Experimental Research


  • Professor Di Bartolo's Group - Solid-state spectroscopy of laser-type materials, luminescence spectroscopy, flash photolysis and molecular spectroscopy, photoacoustics, femtospectroscopy, summer schools in atomic and molecular spectroscopy. Professor Di Bartolo; program sponsored by NASA and NATO.
  • Professor Graf's Group - Low temperature condensed matter physics; materials in strong magnetic fields, nanostructured superconductors, heavy fermion superconductors, thermoelectric materials. Professor Graf; program supported through Petroleum Research Fund and National Science Foundation.
  • Professor Madhavan's Group - Scanning tunneling microscopy and spectroscopy on novel electronic materials, including Kondo impurities and high temperature superconductors. Professor Madhavan; program supported by the Department of Energy and National Science Foundation.
  • Professor Naughton's Group - Physics and chemistry of quasi one and quasi two dimensional electron systems; low temperature, high magnetic fieldelectricaland magnetic properties of organic conductors and superconductors, cuprate superconductors, low dimensional semiconductor structures and novel magnetic systems; anisotropic torque and magnetotransport measurements; commensurability resonances and spin density wave states; growth of organic conductors; magnetometry techniques in large static and pulsed magnetic fields. Professor Naughton; program sponsored by the National Science Foundation.
  • Professor Opeil's Group - Resonant ultrasound and Barkhausen noise in shape memory alloys, such as Ni2MnGa and AuZn. Professor Opeil.

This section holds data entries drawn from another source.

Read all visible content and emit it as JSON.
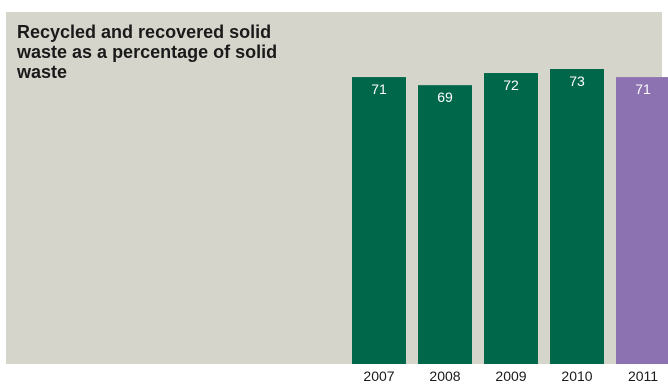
{
  "chart_data": {
    "type": "bar",
    "title": "Recycled and recovered solid waste as a percentage of solid waste",
    "categories": [
      "2007",
      "2008",
      "2009",
      "2010",
      "2011"
    ],
    "values": [
      71,
      69,
      72,
      73,
      71
    ],
    "xlabel": "",
    "ylabel": "",
    "ylim": [
      0,
      73
    ],
    "grid": false,
    "colors": [
      "#00674a",
      "#00674a",
      "#00674a",
      "#00674a",
      "#8c72b0"
    ],
    "background": "#d6d5cb"
  }
}
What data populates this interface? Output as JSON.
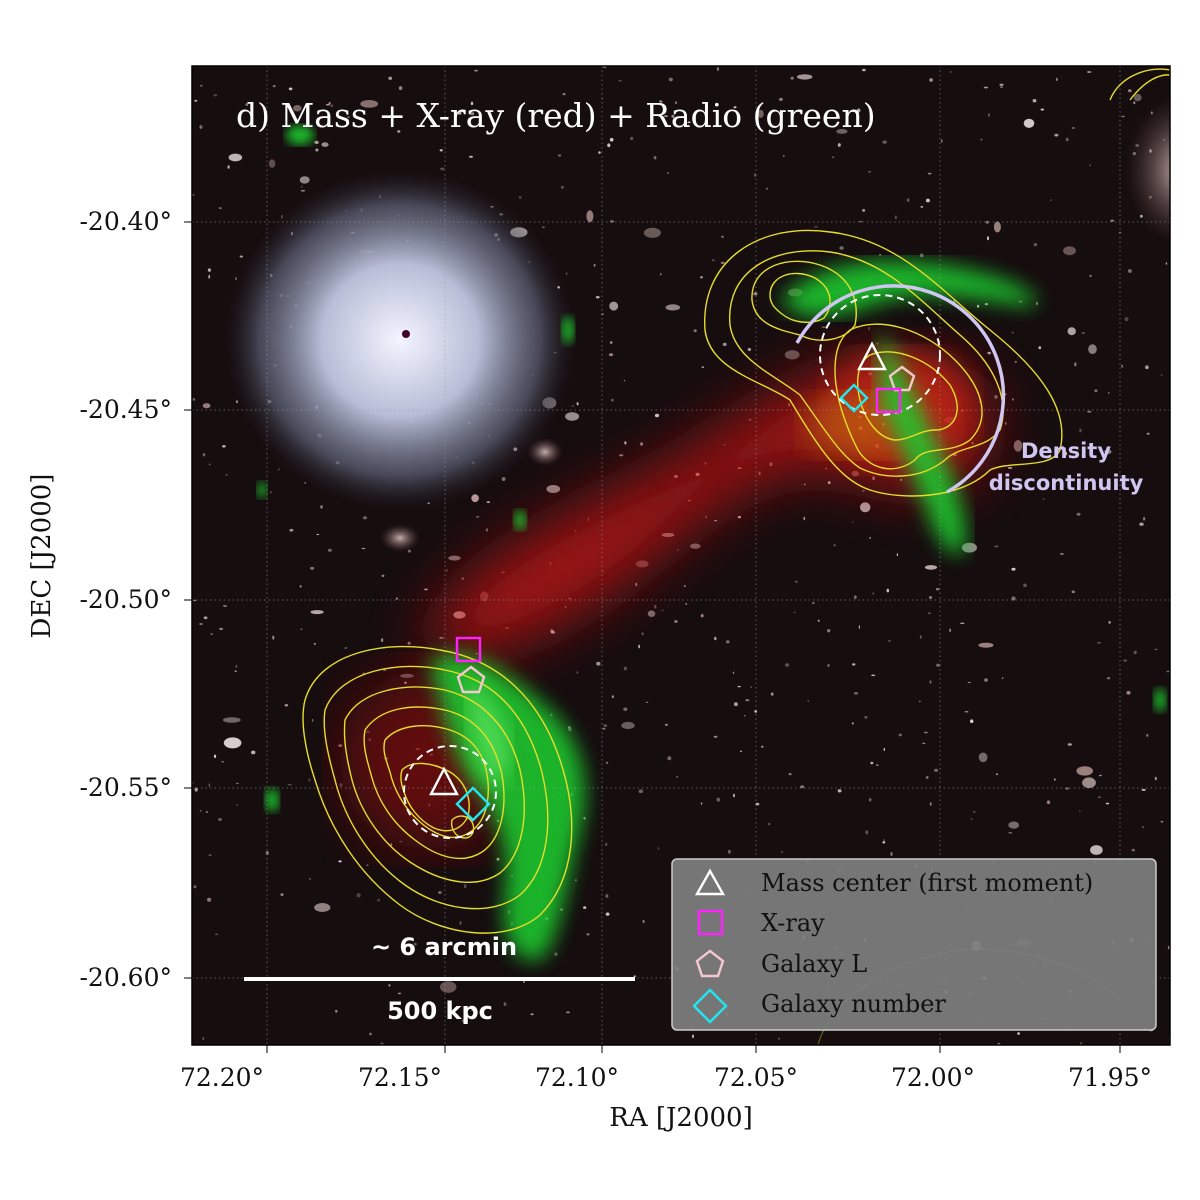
{
  "panel_title": "d) Mass + X-ray (red) + Radio (green)",
  "axes": {
    "xlabel": "RA [J2000]",
    "ylabel": "DEC [J2000]",
    "x_ticks": [
      "72.20°",
      "72.15°",
      "72.10°",
      "72.05°",
      "72.00°",
      "71.95°"
    ],
    "y_ticks": [
      "-20.40°",
      "-20.45°",
      "-20.50°",
      "-20.55°",
      "-20.60°"
    ]
  },
  "annotations": {
    "density_line1": "Density",
    "density_line2": "discontinuity",
    "scale_top": "~ 6 arcmin",
    "scale_bottom": "500 kpc"
  },
  "legend": {
    "mass": "Mass center (first moment)",
    "xray": "X-ray",
    "galaxy_l": "Galaxy L",
    "galaxy_number": "Galaxy number"
  },
  "colors": {
    "xray_emission": "#d01010",
    "radio_emission": "#22dd33",
    "mass_contours": "#e6dd2a",
    "mass_marker": "#ffffff",
    "xray_marker": "#ff22ff",
    "galaxy_l_marker": "#f5c8cf",
    "galaxy_number_marker": "#22e6f0",
    "density_arc": "#cfc6f2",
    "legend_bg": "#808080"
  }
}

  • Professor Padilla's Group - Experimental studies of semiconductors, oxides, strongly correlated electron systems including high Tc superconductors and metamaterials. Experimental methods include far infrared spectroscopy and THz time domain spectroscopy. Investigation of the symmetry of metamaterials and their relation to complex electromagnetic behavior by point group theoretical methods. Computational studies of metamaterial structures at THz and optical frequencies using the finite element method. Professor Padilla.
  • Professor Wilson's Group - Experimental studies of strongly correlated electron systems including high temperature superconducting copper oxide and iron pnictide based systems. Studies of novel magnetic phase behavior in complex oxide materials and quantum critical systems. Experiments probing non Fermi-liquid behavior in magnetic materials. Experimental methods primarily include utilizing neutron scattering and spectroscopic techniques for the study of spin/structural order and dynamics. Professor Wilson.